In Niedersachsen seien Unternehmer von Insolvenz bedroht, weil sie im internationalen Wettbewerb nicht mithalten könnten. Wenn dann die "FDP aus ideologischer Verbohrtheit sagt, wir machen alles wie immer und das paradoxerweise mit meiner Generation erklärt, werde ich ein bisschen emotional", war offensichtlich seine Reizschwelle überschritten. Türmer sprach sich für Investitionen aus.

Ihm gegenüber hätten Unternehmer in Niedersachsen nur über zu hohe Energiepreise, Lohnnebenkosten und Bürokratie geklagt, war Kuhle nicht aus der Fassung zu bringen. "Dann sollten wir uns mal vernetzen", schlug Türmer vor. Klamroth hatte eine noch bessere Idee: "Nach dieser Sendung haben wir Sommerpause. Wir drei fahren mit einem Kamerateam nach Niedersachsen und sprechen mit Unternehmern." Eine Einladung, die er später auch auf Güler ausdehnte: "Platz ist da."

Zum Schluss wurde es wieder ernster: Angesichts des Attentats von Mannheim hatte sich Bundeskanzler Scholz (SPD) für eine Abschiebung von Straftätern auch nach Syrien und Afghanistan ausgesprochen. "Es ist falsch, in Erwägung zu ziehen, mit der Taliban zusammenzuarbeiten", so Journalist Emran Feroz. Er erinnerte an die Genfer Konvention: "Das wäre ein absoluter Verrat an all diesen Werten, wenn man mit diesen Leuten an einem Tisch sitzt."

"Die Genfer Flüchtlingskonvention lässt es zu, dass Schwersttäter abgeschoben werden", wünschte sich Kuhle hingegen Aussagen wie diese häufiger vom Bundeskanzler. Von vornherein zu sagen, das ginge nicht, würde Deutschland erpressbar machen. Dass "Gefährder und Straftäter ihr Schutzrecht verwirkt" hätten, sei auch die Ansicht der Grünen. Allerdings müsse geprüft werden, was rechtssicher und durchführbar sei, wollte Kaddor sich nicht weiter festlegen.
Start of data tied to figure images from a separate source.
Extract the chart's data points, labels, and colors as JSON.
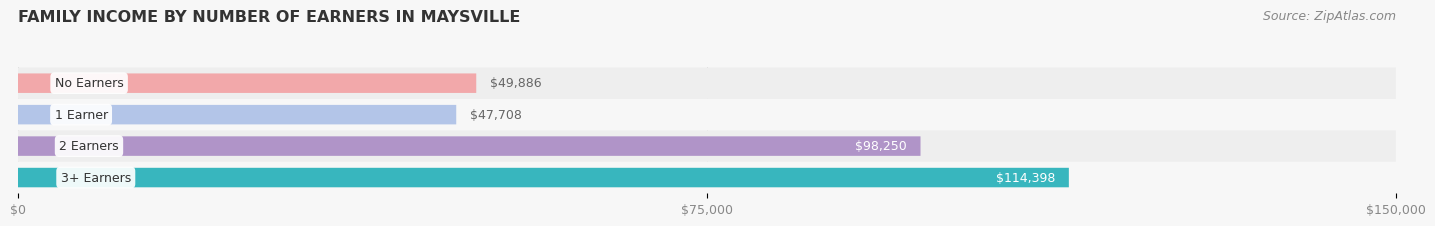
{
  "title": "FAMILY INCOME BY NUMBER OF EARNERS IN MAYSVILLE",
  "source": "Source: ZipAtlas.com",
  "categories": [
    "No Earners",
    "1 Earner",
    "2 Earners",
    "3+ Earners"
  ],
  "values": [
    49886,
    47708,
    98250,
    114398
  ],
  "labels": [
    "$49,886",
    "$47,708",
    "$98,250",
    "$114,398"
  ],
  "bar_colors": [
    "#f2a8aa",
    "#b3c5e8",
    "#b094c8",
    "#38b6be"
  ],
  "label_colors": [
    "#666666",
    "#666666",
    "#ffffff",
    "#ffffff"
  ],
  "xlim": [
    0,
    150000
  ],
  "xtick_vals": [
    0,
    75000,
    150000
  ],
  "xtick_labels": [
    "$0",
    "$75,000",
    "$150,000"
  ],
  "title_fontsize": 11.5,
  "source_fontsize": 9,
  "label_fontsize": 9,
  "category_fontsize": 9,
  "tick_fontsize": 9,
  "fig_bg": "#f7f7f7",
  "row_colors": [
    "#eeeeee",
    "#f7f7f7",
    "#eeeeee",
    "#f7f7f7"
  ]
}
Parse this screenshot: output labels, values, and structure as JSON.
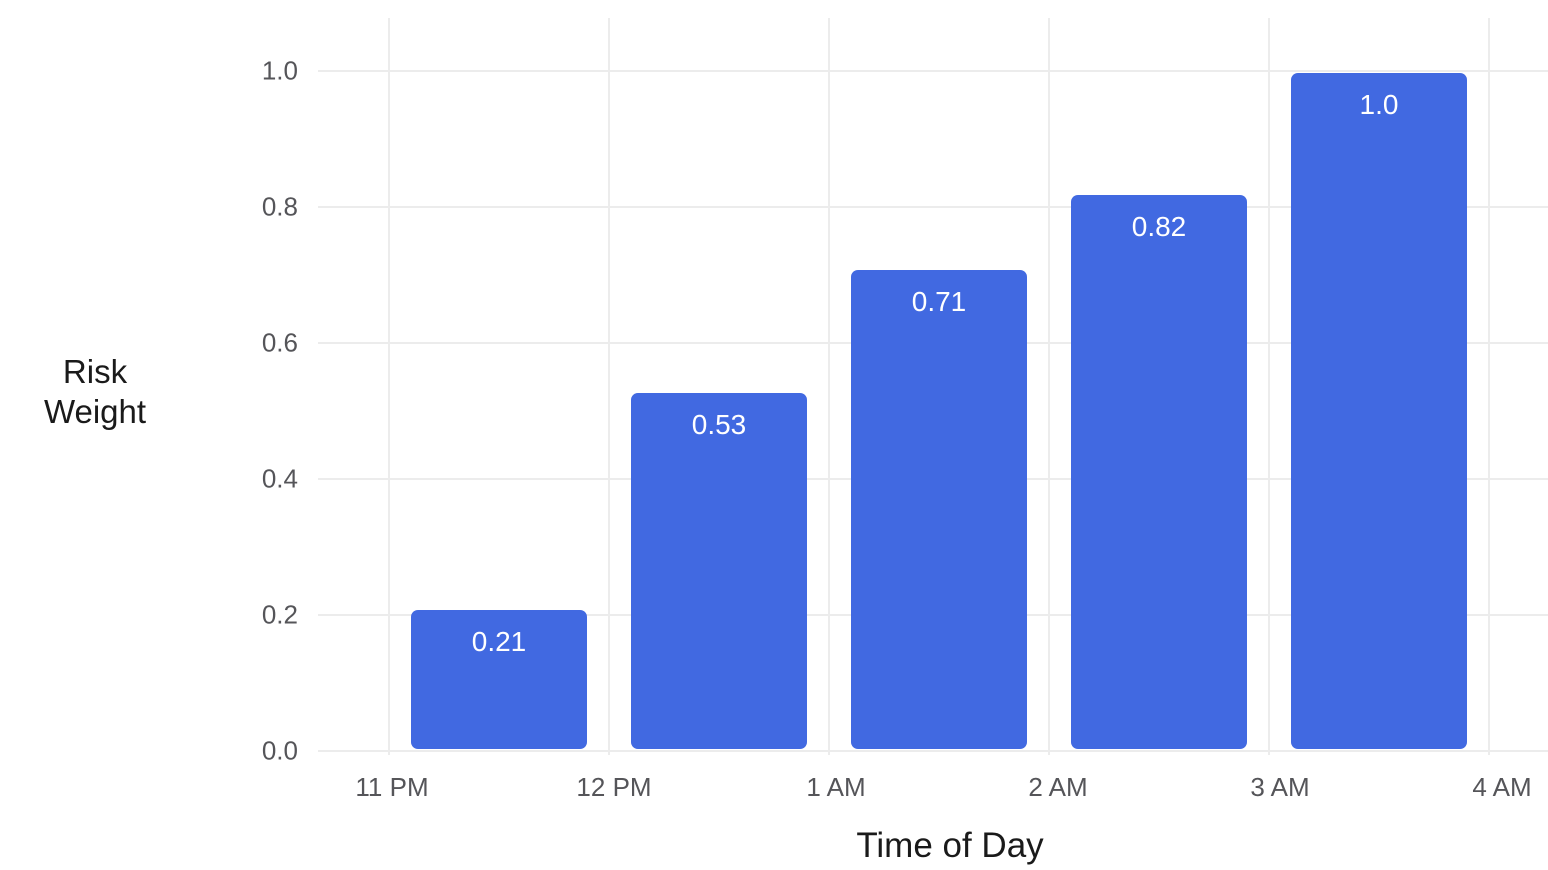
{
  "chart_data": {
    "type": "bar",
    "title": "",
    "xlabel": "Time of Day",
    "ylabel": "Risk Weight",
    "x_tick_labels": [
      "11 PM",
      "12 PM",
      "1 AM",
      "2 AM",
      "3 AM",
      "4 AM"
    ],
    "categories": [
      "11 PM–12 PM",
      "12 PM–1 AM",
      "1 AM–2 AM",
      "2 AM–3 AM",
      "3 AM–4 AM"
    ],
    "values": [
      0.21,
      0.53,
      0.71,
      0.82,
      1.0
    ],
    "value_labels": [
      "0.21",
      "0.53",
      "0.71",
      "0.82",
      "1.0"
    ],
    "y_ticks": [
      "0.0",
      "0.2",
      "0.4",
      "0.6",
      "0.8",
      "1.0"
    ],
    "ylim": [
      0,
      1.0
    ],
    "grid": true,
    "legend": null,
    "bar_color": "#4169e1"
  }
}
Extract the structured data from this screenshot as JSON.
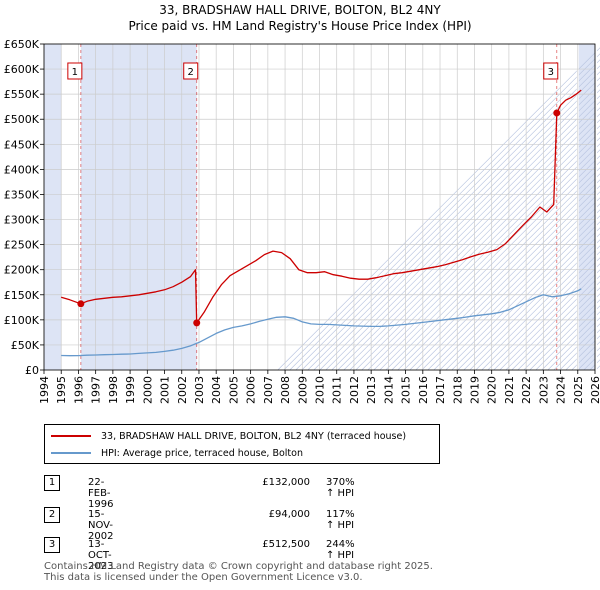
{
  "title_line1": "33, BRADSHAW HALL DRIVE, BOLTON, BL2 4NY",
  "title_line2": "Price paid vs. HM Land Registry's House Price Index (HPI)",
  "colors": {
    "property": "#cc0000",
    "hpi": "#6699cc",
    "shade": "#dde4f5",
    "grid": "#cccccc"
  },
  "chart_data": {
    "type": "line",
    "title": "33, BRADSHAW HALL DRIVE, BOLTON, BL2 4NY — Price paid vs. HM Land Registry's House Price Index (HPI)",
    "xlabel": "",
    "ylabel": "",
    "xlim": [
      1994,
      2026
    ],
    "ylim": [
      0,
      650000
    ],
    "grid": true,
    "legend_position": "below",
    "y_ticks": [
      0,
      50000,
      100000,
      150000,
      200000,
      250000,
      300000,
      350000,
      400000,
      450000,
      500000,
      550000,
      600000,
      650000
    ],
    "y_tick_labels": [
      "£0",
      "£50K",
      "£100K",
      "£150K",
      "£200K",
      "£250K",
      "£300K",
      "£350K",
      "£400K",
      "£450K",
      "£500K",
      "£550K",
      "£600K",
      "£650K"
    ],
    "x_ticks": [
      1994,
      1995,
      1996,
      1997,
      1998,
      1999,
      2000,
      2001,
      2002,
      2003,
      2004,
      2005,
      2006,
      2007,
      2008,
      2009,
      2010,
      2011,
      2012,
      2013,
      2014,
      2015,
      2016,
      2017,
      2018,
      2019,
      2020,
      2021,
      2022,
      2023,
      2024,
      2025,
      2026
    ],
    "x_tick_labels": [
      "1994",
      "1995",
      "1996",
      "1997",
      "1998",
      "1999",
      "2000",
      "2001",
      "2002",
      "2003",
      "2004",
      "2005",
      "2006",
      "2007",
      "2008",
      "2009",
      "2010",
      "2011",
      "2012",
      "2013",
      "2014",
      "2015",
      "2016",
      "2017",
      "2018",
      "2019",
      "2020",
      "2021",
      "2022",
      "2023",
      "2024",
      "2025",
      "2026"
    ],
    "shaded_ranges": [
      [
        1994,
        1995.0
      ],
      [
        1996.14,
        2002.87
      ],
      [
        2025.0,
        2026
      ]
    ],
    "series": [
      {
        "name": "33, BRADSHAW HALL DRIVE, BOLTON, BL2 4NY (terraced house)",
        "x": [
          1995.0,
          1995.5,
          1996.14,
          1996.5,
          1997.0,
          1997.5,
          1998.0,
          1998.5,
          1999.0,
          1999.5,
          2000.0,
          2000.5,
          2001.0,
          2001.5,
          2002.0,
          2002.5,
          2002.8,
          2002.87,
          2003.3,
          2003.8,
          2004.3,
          2004.8,
          2005.3,
          2005.8,
          2006.3,
          2006.8,
          2007.3,
          2007.8,
          2008.3,
          2008.8,
          2009.3,
          2009.8,
          2010.3,
          2010.8,
          2011.3,
          2011.8,
          2012.3,
          2012.8,
          2013.3,
          2013.8,
          2014.3,
          2014.8,
          2015.3,
          2015.8,
          2016.3,
          2016.8,
          2017.3,
          2017.8,
          2018.3,
          2018.8,
          2019.3,
          2019.8,
          2020.3,
          2020.8,
          2021.3,
          2021.8,
          2022.3,
          2022.8,
          2023.2,
          2023.6,
          2023.78,
          2024.0,
          2024.3,
          2024.6,
          2024.9,
          2025.2
        ],
        "values": [
          145000,
          140000,
          132000,
          137000,
          141000,
          143000,
          145000,
          146000,
          148000,
          150000,
          153000,
          156000,
          160000,
          166000,
          175000,
          186000,
          200000,
          94000,
          115000,
          145000,
          170000,
          188000,
          198000,
          208000,
          218000,
          230000,
          237000,
          234000,
          222000,
          200000,
          194000,
          194000,
          196000,
          190000,
          187000,
          183000,
          181000,
          181000,
          184000,
          188000,
          192000,
          194000,
          197000,
          200000,
          203000,
          206000,
          210000,
          215000,
          220000,
          226000,
          231000,
          235000,
          240000,
          252000,
          270000,
          288000,
          305000,
          325000,
          315000,
          330000,
          512500,
          528000,
          538000,
          543000,
          550000,
          558000
        ]
      },
      {
        "name": "HPI: Average price, terraced house, Bolton",
        "x": [
          1995.0,
          1995.5,
          1996.0,
          1996.5,
          1997.0,
          1997.5,
          1998.0,
          1998.5,
          1999.0,
          1999.5,
          2000.0,
          2000.5,
          2001.0,
          2001.5,
          2002.0,
          2002.5,
          2003.0,
          2003.5,
          2004.0,
          2004.5,
          2005.0,
          2005.5,
          2006.0,
          2006.5,
          2007.0,
          2007.5,
          2008.0,
          2008.5,
          2009.0,
          2009.5,
          2010.0,
          2010.5,
          2011.0,
          2011.5,
          2012.0,
          2012.5,
          2013.0,
          2013.5,
          2014.0,
          2014.5,
          2015.0,
          2015.5,
          2016.0,
          2016.5,
          2017.0,
          2017.5,
          2018.0,
          2018.5,
          2019.0,
          2019.5,
          2020.0,
          2020.5,
          2021.0,
          2021.5,
          2022.0,
          2022.5,
          2023.0,
          2023.5,
          2024.0,
          2024.5,
          2025.0,
          2025.2
        ],
        "values": [
          29000,
          28500,
          28800,
          29500,
          30000,
          30500,
          31000,
          31500,
          32000,
          33000,
          34000,
          35000,
          37000,
          39500,
          43000,
          48000,
          55000,
          64000,
          73000,
          80000,
          85000,
          88000,
          92000,
          97000,
          101000,
          105000,
          106000,
          103000,
          96000,
          92000,
          91000,
          91000,
          90000,
          89000,
          88000,
          87500,
          87000,
          87000,
          88000,
          89500,
          91000,
          93000,
          95000,
          97000,
          99000,
          101000,
          103000,
          105500,
          108000,
          110000,
          112000,
          115000,
          120000,
          128000,
          136000,
          144000,
          150000,
          146000,
          148000,
          152000,
          158000,
          162000
        ]
      }
    ],
    "markers": [
      {
        "label": "1",
        "x": 1996.14,
        "y": 132000
      },
      {
        "label": "2",
        "x": 2002.87,
        "y": 94000
      },
      {
        "label": "3",
        "x": 2023.78,
        "y": 512500
      }
    ]
  },
  "legend": {
    "property_label": "33, BRADSHAW HALL DRIVE, BOLTON, BL2 4NY (terraced house)",
    "hpi_label": "HPI: Average price, terraced house, Bolton"
  },
  "transactions": [
    {
      "num": "1",
      "date": "22-FEB-1996",
      "price": "£132,000",
      "hpi": "370% ↑ HPI"
    },
    {
      "num": "2",
      "date": "15-NOV-2002",
      "price": "£94,000",
      "hpi": "117% ↑ HPI"
    },
    {
      "num": "3",
      "date": "13-OCT-2023",
      "price": "£512,500",
      "hpi": "244% ↑ HPI"
    }
  ],
  "footer": {
    "line1": "Contains HM Land Registry data © Crown copyright and database right 2025.",
    "line2": "This data is licensed under the Open Government Licence v3.0."
  }
}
Juso-Chef Türmer erklärte: Statt den Taliban Geld zu zahlen, solle man Polizeibehörden stärken, Social Media kontrollieren, sich mit Communitys enger austauschen. "Abschiebung führt am Ende zu Radikalisierung", warnte Türmer.

Juristin Juli Zeh erklärte, solche Einzelfälle würden nur das Signal senden, dass der Rechtsstaat dysfunktional wäre. "Deswegen warne ich davor, solche emotional aufgeladenen Fälle zur Plattform für eine Grundsatzdebatte zu machen", ergänzte sie. Klamroths Einwurf, dass Letztere der Bundeskanzler losgetreten hätte, wäre beinah im Applaus untergegangen. Zehs Kommentar war wieder deutlich zu hören: "War doof", meinte sie nur.